New Technologies And The World Economy

A. By 1890 Germany and the United States had surpassed Great Britain as the world’s leading industrial powers.

B. The motive force behind this second phase of industrialization consisted of deliberate combinations of business entrepreneurship, engineering, and science, especially physics and chemistry.

C. Electricity and the steel and chemical industries were the first results of this new force.

D. The next fifty years saw a tremendous expansion of the world’s rail networks.

E. The largest rail network by far was in the United States, it was longer than the seven longest networks combined.

F. The opening of the Panama Canal in 1915, a railroad across the isthmus carried freight between the Atlantic and Pacific Oceans.

G. Japan built a model steam train, and trained British engineers to build them. Within a few years, Japan began manufacturing its own equipment.

H. Steam-powered ships were dated back to the 1830’s but were initially too costly for anything but first-class passenger traffic. Steel replaced the wood that had been used for hulls. Propellers replaced paddle wheels. Engineers built more powerful and fuel-efficient engines.

I. To control their ships around the globe, shipping companies used a new medium of communications: submarine telegraph cables laid on the ocean floor. Cables became the indispensable tools of modern shipping and business, the public and the press extolled the “annihilation of time and space.”

Two innovations That Increased Production

A. A series of inventions made steel the cheapest and most versatile metal ever known.

AI. Steel became cheap and abundant enough to make rails, bridges, ships, and even “tin” cans meant to be used once and thrown away.

AII. Sulfuric Acid and Chlorine Bleach were manufactured on a large scale.

AIII. Chemistry also made important advances in the manufacture of explosives.

B. No innovation of the late nineteenth century changed people’s lives as radically as electricity.

BI. Inventors in the 1870’s devised efficient generators that turned mechanical energy into electric current.

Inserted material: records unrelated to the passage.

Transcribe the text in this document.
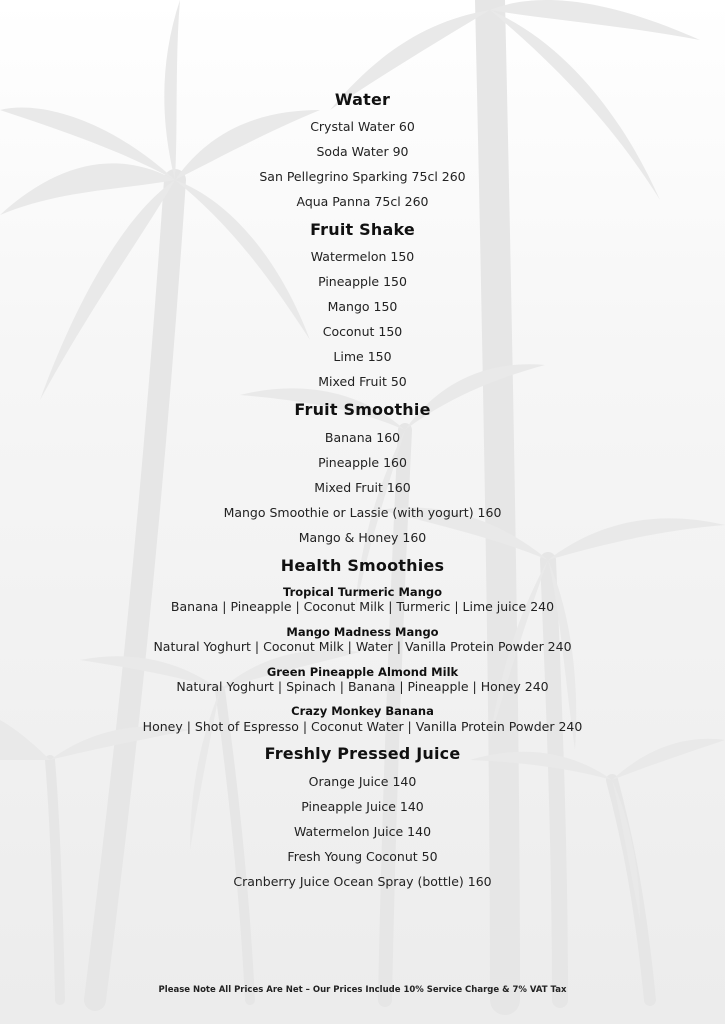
Water
Crystal Water 60
Soda Water 90
San Pellegrino Sparking 75cl 260
Aqua Panna 75cl 260
Fruit Shake
Watermelon 150
Pineapple 150
Mango 150
Coconut 150
Lime 150
Mixed Fruit 50
Fruit Smoothie
Banana 160
Pineapple 160
Mixed Fruit 160
Mango Smoothie or Lassie (with yogurt) 160
Mango & Honey 160
Health Smoothies
Tropical Turmeric Mango
Banana | Pineapple | Coconut Milk | Turmeric | Lime juice 240
Mango Madness Mango
Natural Yoghurt | Coconut Milk | Water | Vanilla Protein Powder 240
Green Pineapple Almond Milk
Natural Yoghurt | Spinach | Banana | Pineapple | Honey 240
Crazy Monkey Banana
Honey | Shot of Espresso | Coconut Water | Vanilla Protein Powder 240
Freshly Pressed Juice
Orange Juice 140
Pineapple Juice 140
Watermelon Juice 140
Fresh Young Coconut 50
Cranberry Juice Ocean Spray (bottle) 160
Please Note All Prices Are Net – Our Prices Include 10% Service Charge & 7% VAT Tax
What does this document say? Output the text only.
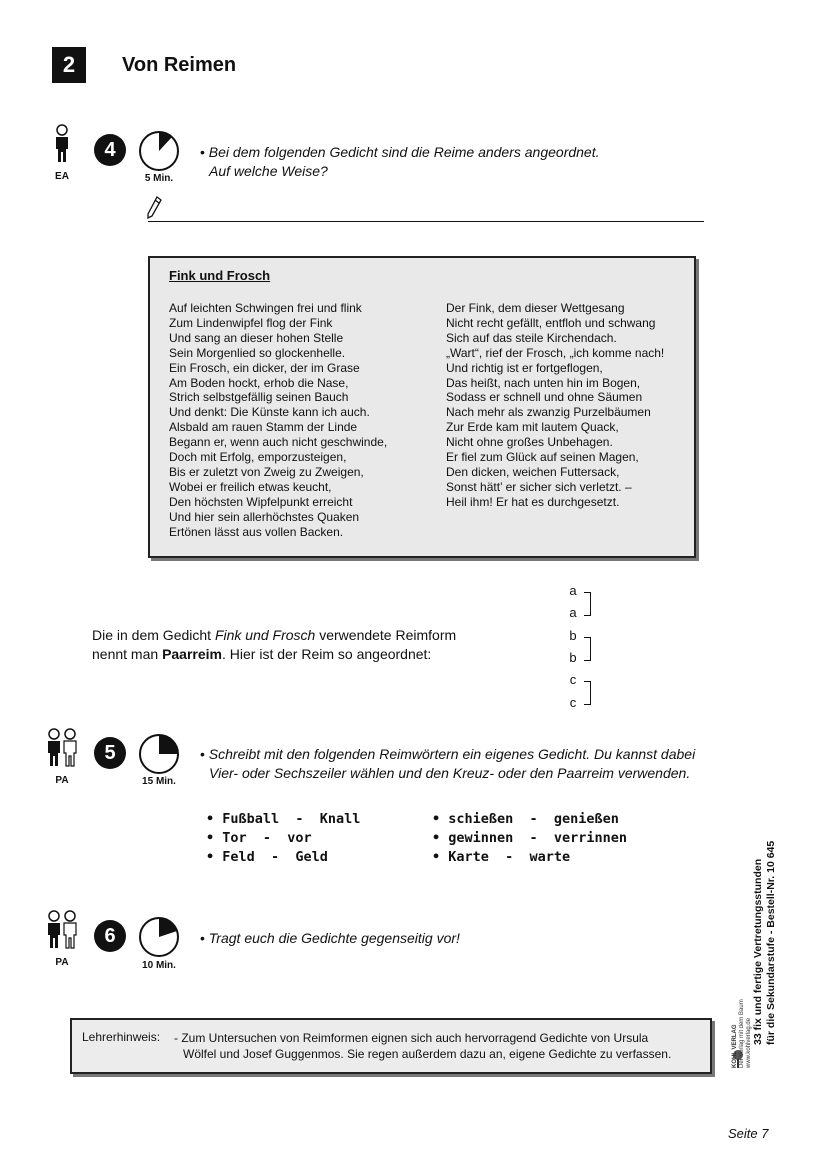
2	Von Reimen
EA
4
5 Min.
• Bei dem folgenden Gedicht sind die Reime anders angeordnet.
Auf welche Weise?
Fink und Frosch
Auf leichten Schwingen frei und flink
Zum Lindenwipfel flog der Fink
Und sang an dieser hohen Stelle
Sein Morgenlied so glockenhelle.
Ein Frosch, ein dicker, der im Grase
Am Boden hockt, erhob die Nase,
Strich selbstgefällig seinen Bauch
Und denkt: Die Künste kann ich auch.
Alsbald am rauen Stamm der Linde
Begann er, wenn auch nicht geschwinde,
Doch mit Erfolg, emporzusteigen,
Bis er zuletzt von Zweig zu Zweigen,
Wobei er freilich etwas keucht,
Den höchsten Wipfelpunkt erreicht
Und hier sein allerhöchstes Quaken
Ertönen lässt aus vollen Backen.
Der Fink, dem dieser Wettgesang
Nicht recht gefällt, entfloh und schwang
Sich auf das steile Kirchendach.
„Wart“, rief der Frosch, „ich komme nach!
Und richtig ist er fortgeflogen,
Das heißt, nach unten hin im Bogen,
Sodass er schnell und ohne Säumen
Nach mehr als zwanzig Purzelbäumen
Zur Erde kam mit lautem Quack,
Nicht ohne großes Unbehagen.
Er fiel zum Glück auf seinen Magen,
Den dicken, weichen Futtersack,
Sonst hätt’ er sicher sich verletzt. –
Heil ihm! Er hat es durchgesetzt.
Die in dem Gedicht Fink und Frosch verwendete Reimform
nennt man Paarreim. Hier ist der Reim so angeordnet:
a
a
b
b
c
c
PA
5
15 Min.
• Schreibt mit den folgenden Reimwörtern ein eigenes Gedicht. Du kannst dabei
Vier- oder Sechszeiler wählen und den Kreuz- oder den Paarreim verwenden.
• Fußball  -  Knall
• Tor  -  vor
• Feld  -  Geld
• schießen  -  genießen
• gewinnen  -  verrinnen
• Karte  -  warte
PA
6
10 Min.
• Tragt euch die Gedichte gegenseitig vor!
Lehrerhinweis: - Zum Untersuchen von Reimformen eignen sich auch hervorragend Gedichte von Ursula
Wölfel und Josef Guggenmos. Sie regen außerdem dazu an, eigene Gedichte zu verfassen.
33 fix und fertige Vertretungsstunden für die Sekundarstufe - Bestell-Nr. 10 645
KOHL VERLAG Der Verlag mit dem Baum www.kohlverlag.de
Seite 7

BII. By the turn of the century electric lighting was replaced by smelly gas lamps.

World Trade and Finance

A. World Trade expanded tenfold between 1850-1913.

AI. Capitalist economies, however, were prey to sudden swings in the business cycle-booms followed by deep depressions in which workers lost their jobs and investors.

AII. Worldwide recessions occurred in the mid 1880’s and the mid-1890’s as well.

AIII. Britain continued to dominate the flow of trade, finance, and information.

Social Changes

A. A dramatic number of Europeans and their descendants fled and went overseas because of famines, wars, and the increasing death rate in their native countries.

AI. Growing cities.

AII. Urbanization reforms, three classes-Wealthy, Middle Class, and the Working Class.

AII. In the complexes if urban life, businesses of all kinds arose, and the professions-engineering, accounting, research, journalism, and the law among others took on increased importance.

AIII. Over population had affected quality of life (Pollution, overheating)

Middle Class Women

A. The Victorians contrasted the masculine ideals of strength and courage with the feminine virtues of beauty and kindness.

AI. Men and women lived in “separate spheres.”

AII. The most important duty of middle-class women were raising children. Victorian morality frowned on careers for middle-class women.

AIII. Many women had education-related careers.

Working Class Women

A. Women formed a majority of the workers in the textile industrials and in domestic service.

AI. Female servants were vulnerable to sexual abuse by their masters or their master’s son.

AII. Victorian society practiced a strict division of labor by gender.

Socialism

A. Socialism was an ideology developed by radical thinkers who questioned the sanctity of private property and argued in support of industrial workers against their employers.

AI. Labor unions were organizations formed by industrial workers to defend their interests in negotiations with employers.

AII. Movements not identical.

AIII. Best-known socialist was Karl Marx, who collaborated with Friedrich Engels. Together they combined German philosophy, French revolutionary ideas, and knowledge of British Industrial Conditions.